Here in Texas, the state Supreme Court has attributed five "essential attributes" that imbue to the ownership of a severed mineral estate, including (1) the right to develop, (2) the right to lease, (3) the right to receive bonus payments, (4) the right to receive delay rentals, and (5) the right to receive royalty payments.
The text of Texas Law of Oil and Gas, Second Edition then suggests that it might help to understand these attributes might be better understood by separating them into two types of of actions that a mineral fee owner might take. The right to develop, which would include exploring, drilling, producing, transporting, storing, and marketing, as well as the implied right to use the surface in ways necessary to carry out said operations and the right to authorize others to do so.
The remaining attributes would result from a transaction whereby the mineral fee owner grants the aforementioned rights to a mineral company (usually through what's called an "oil and gas lease"). The right to lease, listed second above, would also be referred to as the "Executive right," while the bonus (usually a lump sum payment on the execution date of the lease as consideration for transferring the right to develop), delay rentals (periodic payments for the right to defer drilling), and royalties (a right to a stated fraction or percentage of the value produced without any deduction for costs) are financial benefits that the lease usually provides to the executive right holder.

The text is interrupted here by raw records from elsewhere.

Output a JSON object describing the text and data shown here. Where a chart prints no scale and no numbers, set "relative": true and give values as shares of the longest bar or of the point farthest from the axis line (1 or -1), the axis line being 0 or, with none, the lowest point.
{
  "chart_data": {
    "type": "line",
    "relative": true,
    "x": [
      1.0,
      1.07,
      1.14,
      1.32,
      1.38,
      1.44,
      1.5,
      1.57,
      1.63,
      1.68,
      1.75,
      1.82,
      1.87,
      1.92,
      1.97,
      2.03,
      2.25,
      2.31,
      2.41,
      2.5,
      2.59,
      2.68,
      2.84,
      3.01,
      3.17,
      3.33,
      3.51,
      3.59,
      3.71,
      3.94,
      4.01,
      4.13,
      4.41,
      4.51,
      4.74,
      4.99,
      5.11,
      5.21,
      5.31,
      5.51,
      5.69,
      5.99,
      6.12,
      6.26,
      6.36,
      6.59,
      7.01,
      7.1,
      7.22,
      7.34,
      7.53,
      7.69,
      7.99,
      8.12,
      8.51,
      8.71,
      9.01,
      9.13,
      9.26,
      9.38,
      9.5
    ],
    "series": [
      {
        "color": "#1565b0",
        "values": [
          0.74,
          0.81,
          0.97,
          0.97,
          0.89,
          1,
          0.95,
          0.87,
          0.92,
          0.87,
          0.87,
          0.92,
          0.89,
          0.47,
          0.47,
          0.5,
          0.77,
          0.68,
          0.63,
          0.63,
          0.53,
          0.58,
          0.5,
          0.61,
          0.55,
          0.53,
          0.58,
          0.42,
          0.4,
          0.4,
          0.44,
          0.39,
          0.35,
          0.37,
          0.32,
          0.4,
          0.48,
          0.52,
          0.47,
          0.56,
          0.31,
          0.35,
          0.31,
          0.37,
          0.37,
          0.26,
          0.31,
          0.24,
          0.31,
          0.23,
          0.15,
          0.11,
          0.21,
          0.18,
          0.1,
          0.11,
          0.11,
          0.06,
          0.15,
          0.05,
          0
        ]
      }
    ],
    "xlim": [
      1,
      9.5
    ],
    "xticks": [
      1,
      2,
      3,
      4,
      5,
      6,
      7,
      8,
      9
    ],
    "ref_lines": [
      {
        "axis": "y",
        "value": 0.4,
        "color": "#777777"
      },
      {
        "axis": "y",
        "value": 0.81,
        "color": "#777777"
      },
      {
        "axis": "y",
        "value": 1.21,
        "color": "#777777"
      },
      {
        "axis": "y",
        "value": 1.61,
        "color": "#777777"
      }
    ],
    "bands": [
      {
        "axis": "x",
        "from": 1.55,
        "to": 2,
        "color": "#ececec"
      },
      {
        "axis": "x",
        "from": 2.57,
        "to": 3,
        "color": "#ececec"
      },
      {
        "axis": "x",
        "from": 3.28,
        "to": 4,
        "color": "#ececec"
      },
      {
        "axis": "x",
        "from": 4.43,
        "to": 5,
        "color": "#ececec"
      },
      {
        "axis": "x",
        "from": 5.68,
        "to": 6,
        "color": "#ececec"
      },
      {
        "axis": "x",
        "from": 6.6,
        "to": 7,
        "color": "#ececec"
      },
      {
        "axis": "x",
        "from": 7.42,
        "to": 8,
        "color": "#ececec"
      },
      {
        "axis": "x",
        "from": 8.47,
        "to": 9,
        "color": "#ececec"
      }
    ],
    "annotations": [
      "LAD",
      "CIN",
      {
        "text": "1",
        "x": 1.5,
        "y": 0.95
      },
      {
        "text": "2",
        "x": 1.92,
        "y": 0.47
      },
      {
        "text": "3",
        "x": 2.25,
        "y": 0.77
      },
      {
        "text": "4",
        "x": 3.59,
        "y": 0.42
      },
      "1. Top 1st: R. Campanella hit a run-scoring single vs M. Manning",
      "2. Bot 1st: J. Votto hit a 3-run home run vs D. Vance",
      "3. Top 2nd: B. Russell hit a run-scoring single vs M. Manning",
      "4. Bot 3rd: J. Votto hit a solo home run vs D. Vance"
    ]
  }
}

Now, it's possible to have a lease situation where the parties have divided ownership of the mineral fee. As an example, the text describes a situation where one person might share the lease royalty, but not the bonus or delay rentals, and then states that the situation in question would require a determination as to where another benefit (atypical) is a royalty. Of course, the parties could always agree to a different arrangement.
Moreover, it's important to note that a mineral owner is not required to choose only between choosing to lease or choosing to develop. Other options, such as participating in a Joint Operating Agreement (for example), are available to the mineral fee owner as well.
There is more to this particular section, please read the text itself for a more thorough understanding - as I've mentioned before, this is more as a study aid for my personal benefit while buffering my knowledge base.